Direct publishers and direct subscribers can use a direct shared memory transport to communicate within the same host computer. Direct shared memory transports are peer-to-peer transports similar to shared memory transports, with some additional restrictions. They communicate at high speeds and exhibit extremely low latency.

Direct publishers and direct subscribers require direct shared memory transports. Direct shared memory transports yield fast communication among processes that use direct publishers and direct subscribers within a multi-core hardware host computer.

Direct shared memory transport definitions are inherently unitary.

Parameters

Direct shared memory transports use the same set of parameters as shared memory transports.

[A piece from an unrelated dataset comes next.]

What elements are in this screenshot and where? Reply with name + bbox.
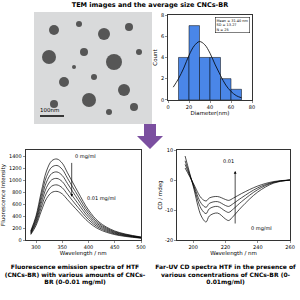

For details, see Shared Memory Transport: Parameters Reference.

Topology

The natural topology of a direct shared memory bus is a hub-and-spoke topology, in which a single direct publisher object at the hub sends to potentially many direct subscriber objects.

All of the endpoints can create direct subscribers on the bus, and a process can even create many direct subscribers.

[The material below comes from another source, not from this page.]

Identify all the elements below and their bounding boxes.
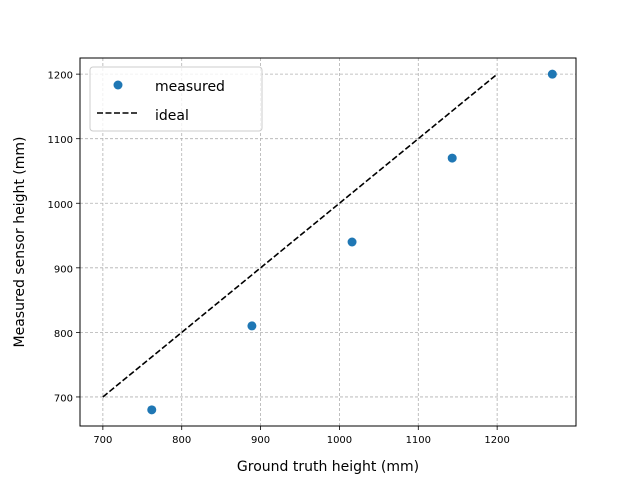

A suite of application processes that communicate over a direct shared memory bus may contain only one direct publisher object at a time. It is the shared responsibility of the application developers and the administrators to ensure this condition.

For example, suppose application process A1 creates a direct publisher, DP1. A1 may not ever create another direct publisher object. Furthermore, before a new process, A2, can create a direct publisher on the bus, A1 must close DP1, and A1 must exit.

Uniqueness

If you implement an endpoint with a direct shared memory transport, it must be the only transport definition that implements that endpoint.

Size

The default size of the shared memory segment is 1 megabyte. For best results, use the default size. Larger sizes can result in significant backlog, which can increase latency.

The minimum size is also 1 megabyte.

Blocking and Non-Blocking Send

Direct shared memory transports support either blocking or non-blocking send.

When one or more direct subscribers are slower than a direct publisher, the shared memory segment can become full:
  • Blocking - When the administrator has configured blocking send, the direct publisher’s reserve call blocks until the direct subscribers consume the data, which frees up memory to reserve more buffers.
  • Non-Blocking - When the administrator has configured non-blocking send, the direct publisher discards older data buffers, so it can reuse their memory to reserve new buffers. Slow consumers cannot access the discarded buffers. The base library reports data loss advisories to slow consumers.